As a means of getting more direct-to-consumer brands under their roofs, mall developers are not only seeking out these platforms, but they’re also launching their own versions. Fourpost founder Mark Ghermezian’s father is co-owner of Triple Five Group, the conglomerate behind the malls housing his first stores. Last month, Macerich, the third-largest owner and operator of shopping centers in the United States, debuted BrandBox in Virginia’s Tysons Corner Center, with six more locations, located in malls from Santa Monica to Pennsylvania, to follow next year. Six tenants, including Naadam, Winky Lux and Nectar, occupy 500- to 3,000-square-foot spaces at BrandBox’s Tysons Corner Center location. Activations throughout the mall drove to the store at opening, as did Instagram posts by local influencers.

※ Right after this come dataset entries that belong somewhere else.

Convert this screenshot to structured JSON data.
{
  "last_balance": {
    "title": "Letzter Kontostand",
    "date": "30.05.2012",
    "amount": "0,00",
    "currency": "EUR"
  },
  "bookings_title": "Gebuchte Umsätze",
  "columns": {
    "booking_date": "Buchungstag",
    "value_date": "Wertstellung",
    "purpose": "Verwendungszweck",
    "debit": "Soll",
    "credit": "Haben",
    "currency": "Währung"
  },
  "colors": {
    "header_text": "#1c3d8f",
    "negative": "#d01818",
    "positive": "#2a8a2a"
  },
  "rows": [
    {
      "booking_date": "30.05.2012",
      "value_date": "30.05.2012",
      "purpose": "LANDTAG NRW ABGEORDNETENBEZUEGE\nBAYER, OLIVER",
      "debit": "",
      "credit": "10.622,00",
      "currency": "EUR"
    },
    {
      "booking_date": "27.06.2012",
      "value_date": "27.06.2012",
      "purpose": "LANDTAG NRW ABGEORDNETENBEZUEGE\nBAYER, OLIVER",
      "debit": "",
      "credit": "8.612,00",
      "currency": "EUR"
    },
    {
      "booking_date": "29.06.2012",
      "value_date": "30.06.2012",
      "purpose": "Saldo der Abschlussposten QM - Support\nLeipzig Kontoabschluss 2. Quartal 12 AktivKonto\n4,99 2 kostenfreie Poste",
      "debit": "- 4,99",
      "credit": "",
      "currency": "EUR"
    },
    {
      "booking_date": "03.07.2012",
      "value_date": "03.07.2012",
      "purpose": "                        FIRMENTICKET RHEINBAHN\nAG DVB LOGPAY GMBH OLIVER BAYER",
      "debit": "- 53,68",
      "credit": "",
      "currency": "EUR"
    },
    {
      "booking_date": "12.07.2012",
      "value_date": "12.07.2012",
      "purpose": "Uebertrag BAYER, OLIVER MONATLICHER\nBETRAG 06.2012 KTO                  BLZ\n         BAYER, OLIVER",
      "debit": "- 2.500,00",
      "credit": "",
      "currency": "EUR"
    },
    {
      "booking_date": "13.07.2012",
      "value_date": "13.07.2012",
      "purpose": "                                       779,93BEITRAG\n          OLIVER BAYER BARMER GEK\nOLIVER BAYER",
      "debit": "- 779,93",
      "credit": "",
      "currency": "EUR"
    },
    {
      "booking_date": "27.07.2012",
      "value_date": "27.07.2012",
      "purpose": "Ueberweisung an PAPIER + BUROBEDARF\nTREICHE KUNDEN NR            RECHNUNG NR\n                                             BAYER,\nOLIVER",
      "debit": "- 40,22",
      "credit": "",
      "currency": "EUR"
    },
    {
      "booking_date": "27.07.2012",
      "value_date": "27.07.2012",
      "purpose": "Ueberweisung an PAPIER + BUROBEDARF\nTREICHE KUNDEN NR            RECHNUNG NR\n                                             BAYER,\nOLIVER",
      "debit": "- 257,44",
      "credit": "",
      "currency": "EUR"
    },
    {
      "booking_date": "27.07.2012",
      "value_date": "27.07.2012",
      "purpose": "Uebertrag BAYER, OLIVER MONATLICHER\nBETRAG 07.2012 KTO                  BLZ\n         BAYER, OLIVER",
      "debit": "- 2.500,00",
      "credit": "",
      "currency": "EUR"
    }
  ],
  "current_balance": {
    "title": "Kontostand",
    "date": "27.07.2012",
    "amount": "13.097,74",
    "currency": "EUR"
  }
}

Kevin McKenzie, Macerich’s chief digital officer, said the company had experience working with digitally native brands, including Peloton, Warby Parker and Untuckit, prior to conceiving BrandBox. He decided to research what brands in the space had reached their growth capacity on Instagram, Google and Pinterest, and may be ready to launch physical retail, concentrating on those with sales in the double-digit millions and strong Instagram followings. He approached them and asked what they’d want from a store, which resulted in BrandBox’s sales pitch for brands: the opportunity to test retail or a local market in a prime location (annual sales of $1,000 per square foot, on average), without signing a long-term lease
“For us, this is also a big cultural shift; we’re learning we have to be a service provider if we’re going to attract these brands,” said McKenzie. “They’re what the consumer wants. You’ve got to give the consumer what they want and stop giving them things that aren’t relevant anymore.”
As for whether the DTC focus will prove the nail in the coffin for the Expresses and Abercrombie & Fitches of the world, Steve Berry, president and founder of SageBerry Consulting, said, “Additional competition certainly doesn’t help. But to the extent those brands fail, or continue to struggle, it’s mostly because they failed to become more relevant and remarkable.”